Title :
Fast data sampling for large scale support vector machines
Author :
Rahul K. Sevakula;Mohammed Suhail;Nishchal K. Verma
Author_Institution :
Department of Electrical Engineering, Indian Institute of Technology Kanpur, India
Abstract :
Traditional algorithms for training the Support Vector Machines (SVMs) have a worst case time complexity of O(n3) and a space complexity of O(n2). This makes it difficult to scale the training algorithm for large scale datasets. In this paper, three algorithms have been proposed for reducing the training dataset.
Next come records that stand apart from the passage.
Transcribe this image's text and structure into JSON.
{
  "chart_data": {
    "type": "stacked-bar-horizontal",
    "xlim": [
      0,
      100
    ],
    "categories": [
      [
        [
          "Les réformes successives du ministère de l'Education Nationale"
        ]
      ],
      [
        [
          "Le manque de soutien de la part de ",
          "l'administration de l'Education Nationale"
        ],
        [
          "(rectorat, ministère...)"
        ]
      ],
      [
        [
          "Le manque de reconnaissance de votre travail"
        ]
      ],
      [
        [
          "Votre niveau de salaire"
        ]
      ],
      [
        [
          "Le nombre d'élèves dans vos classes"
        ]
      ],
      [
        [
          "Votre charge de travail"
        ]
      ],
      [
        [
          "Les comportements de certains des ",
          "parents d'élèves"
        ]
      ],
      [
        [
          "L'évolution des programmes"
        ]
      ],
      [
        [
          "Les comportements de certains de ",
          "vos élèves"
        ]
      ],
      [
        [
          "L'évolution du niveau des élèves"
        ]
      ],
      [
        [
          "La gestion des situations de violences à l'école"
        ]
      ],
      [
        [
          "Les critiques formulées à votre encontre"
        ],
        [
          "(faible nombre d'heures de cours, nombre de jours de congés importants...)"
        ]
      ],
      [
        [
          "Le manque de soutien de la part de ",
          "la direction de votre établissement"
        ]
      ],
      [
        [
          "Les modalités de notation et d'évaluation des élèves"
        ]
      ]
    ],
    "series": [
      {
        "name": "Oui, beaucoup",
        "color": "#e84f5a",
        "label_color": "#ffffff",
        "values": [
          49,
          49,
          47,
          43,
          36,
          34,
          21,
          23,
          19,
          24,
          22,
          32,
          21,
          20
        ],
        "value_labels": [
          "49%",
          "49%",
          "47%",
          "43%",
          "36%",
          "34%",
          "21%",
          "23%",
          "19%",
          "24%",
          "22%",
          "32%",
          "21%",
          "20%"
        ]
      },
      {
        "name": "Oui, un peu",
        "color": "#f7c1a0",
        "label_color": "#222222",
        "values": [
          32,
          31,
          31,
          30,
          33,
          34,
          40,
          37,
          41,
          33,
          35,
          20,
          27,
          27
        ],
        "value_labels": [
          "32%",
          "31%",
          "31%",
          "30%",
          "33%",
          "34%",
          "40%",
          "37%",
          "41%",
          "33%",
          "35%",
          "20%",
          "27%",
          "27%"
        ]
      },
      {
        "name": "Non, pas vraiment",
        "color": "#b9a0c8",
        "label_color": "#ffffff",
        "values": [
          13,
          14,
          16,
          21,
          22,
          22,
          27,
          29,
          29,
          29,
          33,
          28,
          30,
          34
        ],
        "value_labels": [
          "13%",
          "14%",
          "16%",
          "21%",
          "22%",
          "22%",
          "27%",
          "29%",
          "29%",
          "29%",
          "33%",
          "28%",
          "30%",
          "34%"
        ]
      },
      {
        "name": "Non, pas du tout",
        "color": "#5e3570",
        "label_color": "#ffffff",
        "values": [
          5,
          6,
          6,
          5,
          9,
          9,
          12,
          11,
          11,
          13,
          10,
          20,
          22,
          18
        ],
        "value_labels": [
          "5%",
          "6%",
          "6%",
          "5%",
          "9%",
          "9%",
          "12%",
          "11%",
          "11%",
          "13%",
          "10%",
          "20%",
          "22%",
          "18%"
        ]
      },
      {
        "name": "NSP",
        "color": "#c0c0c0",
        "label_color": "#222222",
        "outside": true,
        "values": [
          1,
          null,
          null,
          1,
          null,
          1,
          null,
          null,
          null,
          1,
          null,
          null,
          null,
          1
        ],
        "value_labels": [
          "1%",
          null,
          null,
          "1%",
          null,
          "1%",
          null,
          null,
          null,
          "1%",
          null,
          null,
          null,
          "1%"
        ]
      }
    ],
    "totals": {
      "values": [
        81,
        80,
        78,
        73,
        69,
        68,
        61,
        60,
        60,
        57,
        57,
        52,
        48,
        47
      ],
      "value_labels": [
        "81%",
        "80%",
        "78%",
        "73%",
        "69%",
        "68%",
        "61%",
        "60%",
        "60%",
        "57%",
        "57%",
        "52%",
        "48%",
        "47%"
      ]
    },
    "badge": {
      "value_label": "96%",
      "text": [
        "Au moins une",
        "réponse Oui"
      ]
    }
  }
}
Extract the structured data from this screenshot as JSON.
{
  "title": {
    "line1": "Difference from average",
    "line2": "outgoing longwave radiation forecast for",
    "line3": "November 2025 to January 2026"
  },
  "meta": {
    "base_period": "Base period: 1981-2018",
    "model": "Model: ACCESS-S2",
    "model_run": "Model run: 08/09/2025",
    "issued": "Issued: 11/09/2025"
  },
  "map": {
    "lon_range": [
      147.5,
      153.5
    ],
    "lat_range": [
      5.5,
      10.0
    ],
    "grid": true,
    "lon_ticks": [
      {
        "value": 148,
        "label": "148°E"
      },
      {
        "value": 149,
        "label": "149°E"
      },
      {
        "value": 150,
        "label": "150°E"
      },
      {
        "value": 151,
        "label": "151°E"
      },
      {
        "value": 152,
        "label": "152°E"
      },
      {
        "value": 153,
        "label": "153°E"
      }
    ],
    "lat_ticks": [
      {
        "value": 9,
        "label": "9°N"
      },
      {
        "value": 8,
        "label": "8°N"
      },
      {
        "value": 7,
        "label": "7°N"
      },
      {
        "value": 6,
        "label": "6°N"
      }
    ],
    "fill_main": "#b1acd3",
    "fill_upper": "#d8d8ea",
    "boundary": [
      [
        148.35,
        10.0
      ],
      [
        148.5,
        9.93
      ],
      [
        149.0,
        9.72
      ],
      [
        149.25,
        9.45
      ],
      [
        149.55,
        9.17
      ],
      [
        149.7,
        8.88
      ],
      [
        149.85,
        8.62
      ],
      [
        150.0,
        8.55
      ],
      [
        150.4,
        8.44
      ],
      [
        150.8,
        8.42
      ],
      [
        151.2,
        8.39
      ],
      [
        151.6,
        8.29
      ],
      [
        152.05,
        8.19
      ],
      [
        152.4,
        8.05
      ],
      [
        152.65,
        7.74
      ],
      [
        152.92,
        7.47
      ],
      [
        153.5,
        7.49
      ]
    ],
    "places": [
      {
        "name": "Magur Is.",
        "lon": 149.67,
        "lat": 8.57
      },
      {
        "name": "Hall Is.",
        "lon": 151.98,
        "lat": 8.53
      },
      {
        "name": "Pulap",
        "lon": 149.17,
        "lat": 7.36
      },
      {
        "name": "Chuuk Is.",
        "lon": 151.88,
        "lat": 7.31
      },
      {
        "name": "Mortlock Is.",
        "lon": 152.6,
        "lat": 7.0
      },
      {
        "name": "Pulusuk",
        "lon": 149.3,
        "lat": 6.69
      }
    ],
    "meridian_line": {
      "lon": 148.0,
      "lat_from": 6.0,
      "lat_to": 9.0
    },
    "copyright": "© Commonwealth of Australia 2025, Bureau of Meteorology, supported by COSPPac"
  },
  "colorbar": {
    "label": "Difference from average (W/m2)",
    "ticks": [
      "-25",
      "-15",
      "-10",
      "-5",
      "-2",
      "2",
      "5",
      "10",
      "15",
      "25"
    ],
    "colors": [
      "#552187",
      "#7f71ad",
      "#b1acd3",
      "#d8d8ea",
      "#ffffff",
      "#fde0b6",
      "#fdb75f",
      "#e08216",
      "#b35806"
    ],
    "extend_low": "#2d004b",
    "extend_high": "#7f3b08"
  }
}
The algorithms mine the potential support vectors based on closeness to decision boundary information and use only them for learning the hyper-plane. The algorithms use spatial distribution descriptors such as median and quartiles to realize the closeness of data points to boundary. Initially a distance based algorithm is proposed for linear SVM, and later the same is extended for kernel SVM using projection vectors. The proposed data sampling algorithms have a time complexity of O(n). On experimentation, the algorithms are found to drastically reduce the number of training samples and accordingly reduce the training time of SVM, and in general, much compromise is not seen in classification accuracy.
Keywords :
"Training","Support vector machines","Time complexity","Kernel","Training data","Optimization"
Conference_Titel :
Computational Intelligence: Theories, Applications and Future Directions (WCI), 2015 IEEE Workshop on
DOI :
10.1109/WCI.2015.7495509